Литмир - Электронная Библиотека

— Вам судить.

— Или это намек на исчезновение двух подмастерьев Микеланджело, юных эфебов, чьи изображения можно увидеть в Сикстинской капелле, — и которых никто больше не видел в реальности?

— Мне нечего сказать.

— Но вас, похоже, не удивляет эта параллель?

— Я читал вашу книгу.

— Я польщен.

— С чего бы?

— А как вы рассматриваете ключевые проблемы современности с точки зрения вашего искусства?

— Я вообще ничего не рассматриваю — я продаюсь.

— В каком смысле?

— Париж — провинция. Деньги и слава. Вы пишете в ваших газетах только о том, за что платят, вы освещаете только известных людей — вот мне и пришлось прославиться. Я убил девушек, которых писал, чтобы вы посмотрели на мои картины.

— То есть вы пытаетесь вернуть искусство в мегаполис посредством хэппенинга?

— Нет, я тычу вас носом в вашу глупость, в ваше невежество, в вашу никчемность. Вас считают величайшим французским искусствоведом, а кто вы есть на самом деле? Флюгер, возомнивший себя ветром.

— Это лишь доказывает, что искусство, каково бы оно ни было, выше любых провокаций, — перевел Лaмоль.

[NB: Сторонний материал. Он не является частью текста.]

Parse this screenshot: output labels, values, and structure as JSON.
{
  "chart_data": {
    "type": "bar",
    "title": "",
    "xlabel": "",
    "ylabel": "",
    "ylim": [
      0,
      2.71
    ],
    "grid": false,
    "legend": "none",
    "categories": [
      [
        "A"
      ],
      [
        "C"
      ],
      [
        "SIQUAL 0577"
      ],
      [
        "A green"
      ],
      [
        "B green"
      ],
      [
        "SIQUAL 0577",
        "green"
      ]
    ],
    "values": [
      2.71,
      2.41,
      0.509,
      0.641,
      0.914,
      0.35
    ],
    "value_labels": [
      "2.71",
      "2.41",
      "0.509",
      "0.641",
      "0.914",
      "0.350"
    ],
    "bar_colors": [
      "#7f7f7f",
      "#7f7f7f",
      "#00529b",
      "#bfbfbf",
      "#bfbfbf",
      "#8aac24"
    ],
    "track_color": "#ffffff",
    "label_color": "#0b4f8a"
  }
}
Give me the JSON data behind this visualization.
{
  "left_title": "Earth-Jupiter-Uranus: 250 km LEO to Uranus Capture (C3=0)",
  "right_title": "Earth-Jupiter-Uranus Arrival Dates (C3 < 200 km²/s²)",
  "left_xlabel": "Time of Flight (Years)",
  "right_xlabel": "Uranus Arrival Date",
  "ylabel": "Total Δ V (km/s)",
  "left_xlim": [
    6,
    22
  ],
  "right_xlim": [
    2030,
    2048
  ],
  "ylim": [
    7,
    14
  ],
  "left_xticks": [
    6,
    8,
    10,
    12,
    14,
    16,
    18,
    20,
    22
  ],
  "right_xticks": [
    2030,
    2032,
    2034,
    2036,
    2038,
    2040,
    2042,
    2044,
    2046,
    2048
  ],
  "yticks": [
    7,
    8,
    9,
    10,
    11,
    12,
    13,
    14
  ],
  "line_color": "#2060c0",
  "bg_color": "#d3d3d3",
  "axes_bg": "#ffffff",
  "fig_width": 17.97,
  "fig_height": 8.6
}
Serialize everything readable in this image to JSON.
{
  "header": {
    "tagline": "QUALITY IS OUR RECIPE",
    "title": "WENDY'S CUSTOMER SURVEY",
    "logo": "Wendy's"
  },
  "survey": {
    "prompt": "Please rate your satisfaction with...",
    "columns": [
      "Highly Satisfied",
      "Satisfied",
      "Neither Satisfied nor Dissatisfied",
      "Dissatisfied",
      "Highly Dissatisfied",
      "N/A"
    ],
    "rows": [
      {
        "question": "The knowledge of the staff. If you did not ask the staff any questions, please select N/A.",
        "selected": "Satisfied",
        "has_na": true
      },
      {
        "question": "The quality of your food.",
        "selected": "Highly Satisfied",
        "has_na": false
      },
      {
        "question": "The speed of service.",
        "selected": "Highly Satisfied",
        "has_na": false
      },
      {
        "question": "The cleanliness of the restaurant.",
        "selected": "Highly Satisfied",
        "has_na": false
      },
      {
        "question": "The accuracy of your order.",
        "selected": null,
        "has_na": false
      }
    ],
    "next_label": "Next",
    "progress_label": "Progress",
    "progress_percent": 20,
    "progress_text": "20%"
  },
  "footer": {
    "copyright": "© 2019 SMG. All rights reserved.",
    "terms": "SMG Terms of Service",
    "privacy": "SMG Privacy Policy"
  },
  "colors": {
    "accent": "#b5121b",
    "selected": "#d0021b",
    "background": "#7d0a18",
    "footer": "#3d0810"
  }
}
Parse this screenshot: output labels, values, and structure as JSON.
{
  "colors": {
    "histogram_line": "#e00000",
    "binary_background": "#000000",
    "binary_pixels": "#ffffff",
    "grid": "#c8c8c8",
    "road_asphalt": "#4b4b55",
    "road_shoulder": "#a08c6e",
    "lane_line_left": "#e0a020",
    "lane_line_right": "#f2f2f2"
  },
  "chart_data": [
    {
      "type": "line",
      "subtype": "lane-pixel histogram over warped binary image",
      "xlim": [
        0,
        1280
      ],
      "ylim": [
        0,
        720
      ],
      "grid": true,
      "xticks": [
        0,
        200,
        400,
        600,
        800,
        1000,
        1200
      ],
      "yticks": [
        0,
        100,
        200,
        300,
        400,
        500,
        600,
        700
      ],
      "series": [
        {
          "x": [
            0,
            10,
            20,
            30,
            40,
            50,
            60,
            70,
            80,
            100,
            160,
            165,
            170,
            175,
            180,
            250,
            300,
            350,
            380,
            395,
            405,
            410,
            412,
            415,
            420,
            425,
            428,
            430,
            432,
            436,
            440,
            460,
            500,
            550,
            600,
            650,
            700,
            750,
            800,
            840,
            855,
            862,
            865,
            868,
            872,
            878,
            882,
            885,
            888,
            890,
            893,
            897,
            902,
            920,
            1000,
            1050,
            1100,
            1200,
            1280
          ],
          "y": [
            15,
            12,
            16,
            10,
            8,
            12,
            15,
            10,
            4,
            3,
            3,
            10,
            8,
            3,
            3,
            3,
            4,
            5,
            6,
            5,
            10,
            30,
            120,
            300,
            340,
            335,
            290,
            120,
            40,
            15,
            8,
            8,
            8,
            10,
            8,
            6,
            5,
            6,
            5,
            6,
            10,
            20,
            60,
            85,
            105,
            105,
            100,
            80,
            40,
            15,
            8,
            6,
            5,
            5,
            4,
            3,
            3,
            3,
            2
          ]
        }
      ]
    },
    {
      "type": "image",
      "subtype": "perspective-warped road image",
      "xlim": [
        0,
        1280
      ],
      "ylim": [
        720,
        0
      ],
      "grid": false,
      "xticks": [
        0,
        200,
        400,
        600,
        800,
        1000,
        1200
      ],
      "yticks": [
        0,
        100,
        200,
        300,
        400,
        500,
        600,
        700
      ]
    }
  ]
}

— Да я же дерьмо пишу! Ты лучше посмотри на них, на мои картины, идиот, чем подсчитывать свой барыш! Мне не удается запечатлеть десятой, сотой доли моего замысла! Скажи это своим читателям! Объясни им, что я самозванец и жулик! Я невиновен, слышишь ты? Я повесил на себя убийство, чтобы обо мне узнали хотя бы из уголовной хроники, потому что это единственная возможность! Я сел в тюрьму, чтобы услышали мой голос! Вам это нравится, а? Нравится? — Он встал, обращаясь ко всем репортерам за кадром. — Художник-убийца, каннибал с кистью, Ландрю от палитры! Это оригинальный аспект, это people, это reality, это интересно людям, а обычным художникам остается лишь помалкивать, тем, которые не убивают, чтобы сделать себе имя, которым надо умереть, чтобы продать хоть одно полотно! Все заодно против искусства, оно как кость в горле неудачникам, трусам, бездельникам вроде вас! Ну же, защищайтесь! Скажите лучше что-нибудь, чем записывать меня! Я плюю вам в лицо, а вы утираетесь и просите еще, чем громче я протестую, тем больше вам это нравится, а почему — да потому что мои картины, которые вы успели купить, от этого растут в цене! Спекулянты, ничтожества, лавочники, вон отсюда, мне обрыдли ваши бухгалтерские рожи, убирайтесь, ну, идите делать моду куда хотите, пошли вон, живо, все! Я вас выгоняю! Вычеркиваю! Выключаю! Прочь! Сторож, очистите помещение! ОЧИСТИТЕ ПОМЕЩЕНИЕ!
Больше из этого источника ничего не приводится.